Juan Carlos Villalba rememora el “ferrocidio” de los ’90 a través de un diálogo entre amigos que recuerdan una historia cruda y paradojal.
Por Juan Carlos Villalba
Belén de Escobar – Marzo 2009
Imaginen esta escena –dijo A-, a quien le gustaba ilustrar las charlas con imágenes cinematográficas: “Anochece… un barrio cualquiera… estás volviendo a tu casa con ganas de descansar, deseando ver a tu familia, y al llegar a tu domicilio… tu casa no está”.
– ¿Cómo que no está?
– No está más… -dice A-, no existe… Está la casa del vecino, la vereda, la del otro vecino, pero de tu casa ni rastros… el terreno vacío… ¿que sentirías?

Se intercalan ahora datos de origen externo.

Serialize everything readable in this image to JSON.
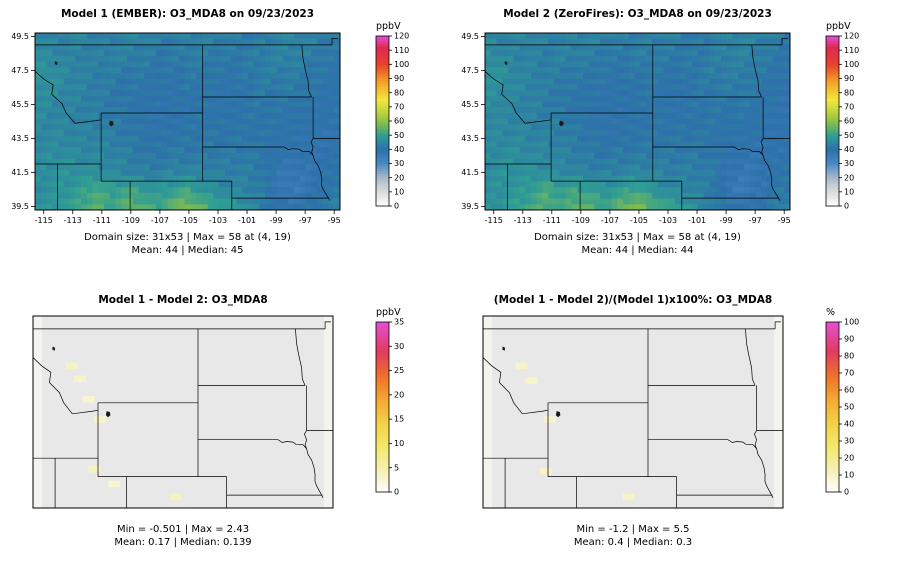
{
  "geo": {
    "xlim": [
      -115.6,
      -94.6
    ],
    "ylim": [
      39.3,
      49.7
    ],
    "x_ticks": [
      -115,
      -113,
      -111,
      -109,
      -107,
      -105,
      -103,
      -101,
      -99,
      -97,
      -95
    ],
    "y_ticks": [
      39.5,
      41.5,
      43.5,
      45.5,
      47.5,
      49.5
    ]
  },
  "chart_data": [
    {
      "type": "heatmap",
      "panel": "top-left",
      "title": "Model 1 (EMBER): O3_MDA8 on 09/23/2023",
      "stats_line1": "Domain size: 31x53 | Max = 58 at (4, 19)",
      "stats_line2": "Mean: 44 |  Median: 45",
      "colorbar": {
        "label": "ppbV",
        "min": 0,
        "max": 120,
        "tick_step": 10,
        "stops": [
          {
            "v": 0,
            "c": "#ffffff"
          },
          {
            "v": 8,
            "c": "#e3e3e3"
          },
          {
            "v": 15,
            "c": "#c6ccd2"
          },
          {
            "v": 22,
            "c": "#96b1c9"
          },
          {
            "v": 30,
            "c": "#4a8ac4"
          },
          {
            "v": 40,
            "c": "#2d70aa"
          },
          {
            "v": 50,
            "c": "#2f9e94"
          },
          {
            "v": 58,
            "c": "#7dbb50"
          },
          {
            "v": 66,
            "c": "#b9d23e"
          },
          {
            "v": 75,
            "c": "#f2e73c"
          },
          {
            "v": 88,
            "c": "#f5a028"
          },
          {
            "v": 100,
            "c": "#e8432c"
          },
          {
            "v": 112,
            "c": "#dd2a52"
          },
          {
            "v": 120,
            "c": "#e44fd2"
          }
        ]
      },
      "grid": {
        "rows_lat": [
          49,
          48,
          47,
          46,
          45,
          44,
          43,
          42,
          41,
          40
        ],
        "cols_lon_from_to": [
          -115,
          -95
        ],
        "values": [
          [
            45,
            44,
            44,
            45,
            44,
            43,
            44,
            45,
            44,
            43,
            43,
            44,
            44,
            43,
            42,
            43,
            44,
            45,
            44,
            43,
            42
          ],
          [
            46,
            45,
            44,
            44,
            43,
            44,
            44,
            43,
            42,
            42,
            43,
            43,
            42,
            42,
            42,
            43,
            44,
            44,
            43,
            42,
            41
          ],
          [
            48,
            47,
            45,
            44,
            43,
            43,
            42,
            42,
            41,
            41,
            42,
            42,
            41,
            41,
            42,
            43,
            43,
            43,
            42,
            41,
            40
          ],
          [
            47,
            46,
            45,
            44,
            43,
            42,
            41,
            41,
            40,
            40,
            41,
            41,
            40,
            40,
            41,
            42,
            42,
            42,
            41,
            40,
            40
          ],
          [
            46,
            45,
            44,
            44,
            43,
            42,
            41,
            40,
            39,
            40,
            40,
            41,
            40,
            40,
            41,
            41,
            41,
            41,
            40,
            40,
            39
          ],
          [
            45,
            45,
            45,
            44,
            44,
            43,
            42,
            41,
            40,
            40,
            41,
            41,
            41,
            41,
            41,
            41,
            40,
            40,
            40,
            39,
            39
          ],
          [
            45,
            46,
            46,
            45,
            45,
            44,
            43,
            42,
            41,
            42,
            42,
            42,
            42,
            42,
            42,
            41,
            40,
            39,
            39,
            39,
            40
          ],
          [
            46,
            47,
            47,
            47,
            46,
            45,
            44,
            43,
            43,
            44,
            44,
            44,
            43,
            43,
            43,
            42,
            38,
            37,
            38,
            40,
            41
          ],
          [
            46,
            47,
            48,
            50,
            53,
            50,
            52,
            50,
            48,
            50,
            52,
            48,
            46,
            45,
            44,
            42,
            37,
            36,
            38,
            41,
            42
          ],
          [
            47,
            48,
            50,
            52,
            54,
            52,
            55,
            54,
            52,
            57,
            58,
            55,
            52,
            49,
            46,
            43,
            40,
            39,
            41,
            43,
            44
          ]
        ]
      }
    },
    {
      "type": "heatmap",
      "panel": "top-right",
      "title": "Model 2 (ZeroFires): O3_MDA8 on 09/23/2023",
      "stats_line1": "Domain size: 31x53 | Max = 58 at (4, 19)",
      "stats_line2": "Mean: 44 |  Median: 44",
      "colorbar": {
        "label": "ppbV",
        "min": 0,
        "max": 120,
        "tick_step": 10,
        "stops": [
          {
            "v": 0,
            "c": "#ffffff"
          },
          {
            "v": 8,
            "c": "#e3e3e3"
          },
          {
            "v": 15,
            "c": "#c6ccd2"
          },
          {
            "v": 22,
            "c": "#96b1c9"
          },
          {
            "v": 30,
            "c": "#4a8ac4"
          },
          {
            "v": 40,
            "c": "#2d70aa"
          },
          {
            "v": 50,
            "c": "#2f9e94"
          },
          {
            "v": 58,
            "c": "#7dbb50"
          },
          {
            "v": 66,
            "c": "#b9d23e"
          },
          {
            "v": 75,
            "c": "#f2e73c"
          },
          {
            "v": 88,
            "c": "#f5a028"
          },
          {
            "v": 100,
            "c": "#e8432c"
          },
          {
            "v": 112,
            "c": "#dd2a52"
          },
          {
            "v": 120,
            "c": "#e44fd2"
          }
        ]
      },
      "grid_same_as": 0
    },
    {
      "type": "heatmap",
      "panel": "bottom-left",
      "title": "Model 1 - Model 2: O3_MDA8",
      "stats_line1": "Min = -0.501 | Max = 2.43",
      "stats_line2": "Mean: 0.17 |  Median: 0.139",
      "colorbar": {
        "label": "ppbV",
        "min": 0,
        "max": 35,
        "tick_step": 5,
        "stops": [
          {
            "v": 0,
            "c": "#ffffff"
          },
          {
            "v": 4,
            "c": "#f6f0bc"
          },
          {
            "v": 9,
            "c": "#f3ea6e"
          },
          {
            "v": 14,
            "c": "#f2d348"
          },
          {
            "v": 19,
            "c": "#f4a832"
          },
          {
            "v": 24,
            "c": "#ee6f2b"
          },
          {
            "v": 29,
            "c": "#e23a60"
          },
          {
            "v": 35,
            "c": "#e44fd2"
          }
        ]
      },
      "base_color": "#e8e8e8",
      "edge_color": "#f3f3f0",
      "specks": [
        {
          "lon": -112.9,
          "lat": 47.0,
          "frac": 0.1
        },
        {
          "lon": -112.3,
          "lat": 46.3,
          "frac": 0.09
        },
        {
          "lon": -111.7,
          "lat": 45.2,
          "frac": 0.08
        },
        {
          "lon": -110.9,
          "lat": 44.1,
          "frac": 0.09
        },
        {
          "lon": -111.3,
          "lat": 41.4,
          "frac": 0.1
        },
        {
          "lon": -105.6,
          "lat": 39.9,
          "frac": 0.11
        },
        {
          "lon": -109.9,
          "lat": 40.6,
          "frac": 0.08
        }
      ]
    },
    {
      "type": "heatmap",
      "panel": "bottom-right",
      "title": "(Model 1 - Model 2)/(Model 1)x100%: O3_MDA8",
      "stats_line1": "Min = -1.2 | Max = 5.5",
      "stats_line2": "Mean: 0.4 |  Median: 0.3",
      "colorbar": {
        "label": "%",
        "min": 0,
        "max": 100,
        "tick_step": 10,
        "stops": [
          {
            "v": 0,
            "c": "#ffffff"
          },
          {
            "v": 12,
            "c": "#f6f0bc"
          },
          {
            "v": 26,
            "c": "#f3ea6e"
          },
          {
            "v": 40,
            "c": "#f2d348"
          },
          {
            "v": 55,
            "c": "#f4a832"
          },
          {
            "v": 69,
            "c": "#ee6f2b"
          },
          {
            "v": 83,
            "c": "#e23a60"
          },
          {
            "v": 100,
            "c": "#e44fd2"
          }
        ]
      },
      "base_color": "#e8e8e8",
      "edge_color": "#f3f3f0",
      "specks": [
        {
          "lon": -112.9,
          "lat": 47.0,
          "frac": 0.1
        },
        {
          "lon": -112.2,
          "lat": 46.2,
          "frac": 0.09
        },
        {
          "lon": -110.9,
          "lat": 44.1,
          "frac": 0.09
        },
        {
          "lon": -111.2,
          "lat": 41.3,
          "frac": 0.1
        },
        {
          "lon": -105.4,
          "lat": 39.9,
          "frac": 0.1
        }
      ]
    }
  ]
}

– No sé, es muy fuerte, dijo “Quique”.
– Angustia, dijo “El chivo”.
– Desesperación…, dijo “Juanqui”.
– Yo me vuelvo loco, agregó Enrique.
El disparador de aquella conversación había sido el libro que Enrique trajo al bar. “Ferrocidio”, de Juan Carlos Cena, fundador de MO.NA.RE.FA (Movimiento Nacional para la Recuperación de los Ferrocarriles Argentinos) y que narra objetiva y descarnadamente el desguace y desmantelamiento sistemático que fue la privatización de los ferrocarriles nacionales.
– Este es el título más acertado que un libro pueda tener, dijo Enrique. Lo que hicieron fue un crimen, agregó.
La lectura de ese texto, analizarlo y tomar conciencia de las consecuencias desastrosas que aquella medida ocasionó hicieron que las palabras crimen e impunidad se escucharan varias veces en la conversación.
La repetición de aquellas palabras, el conocimiento de que a raíz de este despiadado proceder político existen (¿existen?) hoy más de 800 pueblos fantasmas en el interior del país, con sus habitantes muriéndose de tristeza, nos fueron llevando a la historia de “Lucho y el tren”.
– ¿Se dan cuenta ahora por qué enloqueció Lucho ?, dijo A, retomando la charla.
Lucho se había criado en los trenes, el viejo era maquinista y desde pibe lo acompañó en cada viaje. A los 6 años conocía todas las estaciones y apeaderos, el nombre de cada jefe de estación, guardabarreras y cambistas, desde Escobar a Rosario. Y todos conocían a Lucho.
“Mi viejo llevó a Perón y Evita”, contaba cada vez que podía. “Yo los vi de cerquita, ella me acarició la cabeza”, repetía con orgullo. Tal vez la única caricia maternal que recibió en su vida (de la madre nunca supimos nada).
– Ustedes saben -continuó A- que Lucho no tenía casa, que cada invierno zafaba del frío tomando el Rosarino (por ser ferroviario no pagaba pasaje). Viajaba 5 horas de ida y 5 horas de vuelta, abrigado y contenido.
– Cuidámelo bien, repetía cada mañana al bajar del tren en Escobar, mientras saludaba sonriente al maquinista de turno.
– Por eso -dijo A– cuando suspendieron el servicio a Rosario, y despidieron tanta gente, Lucho quedo sin casa y sin familia. No lo podía creer, balbuceaba incoherencias y se quedó en la estación -de la que era imposible alejarlo-, esperando el tren, como tantos Luchos a lo largo del país.
Para el invierno siguiente, Lucho era como una sombra vagando por el andén.
Abandonado en su aspecto y triste, miraba las vías y repetía: “No puede ser… el tren volverá…”.
Hábil luchador contra las inclemencias, colocaba diarios viejos entre sus ropas para protegerse, pero el invierno de 1992 fue demasiado duro y Lucho murió de frío sentado en la estación.
Dicen los muchachos de la funeraria que en uno los diarios que tenía sobre su pecho el presidente Menem sonreía junto a la frase “Ramal que para, ramal que cierra”.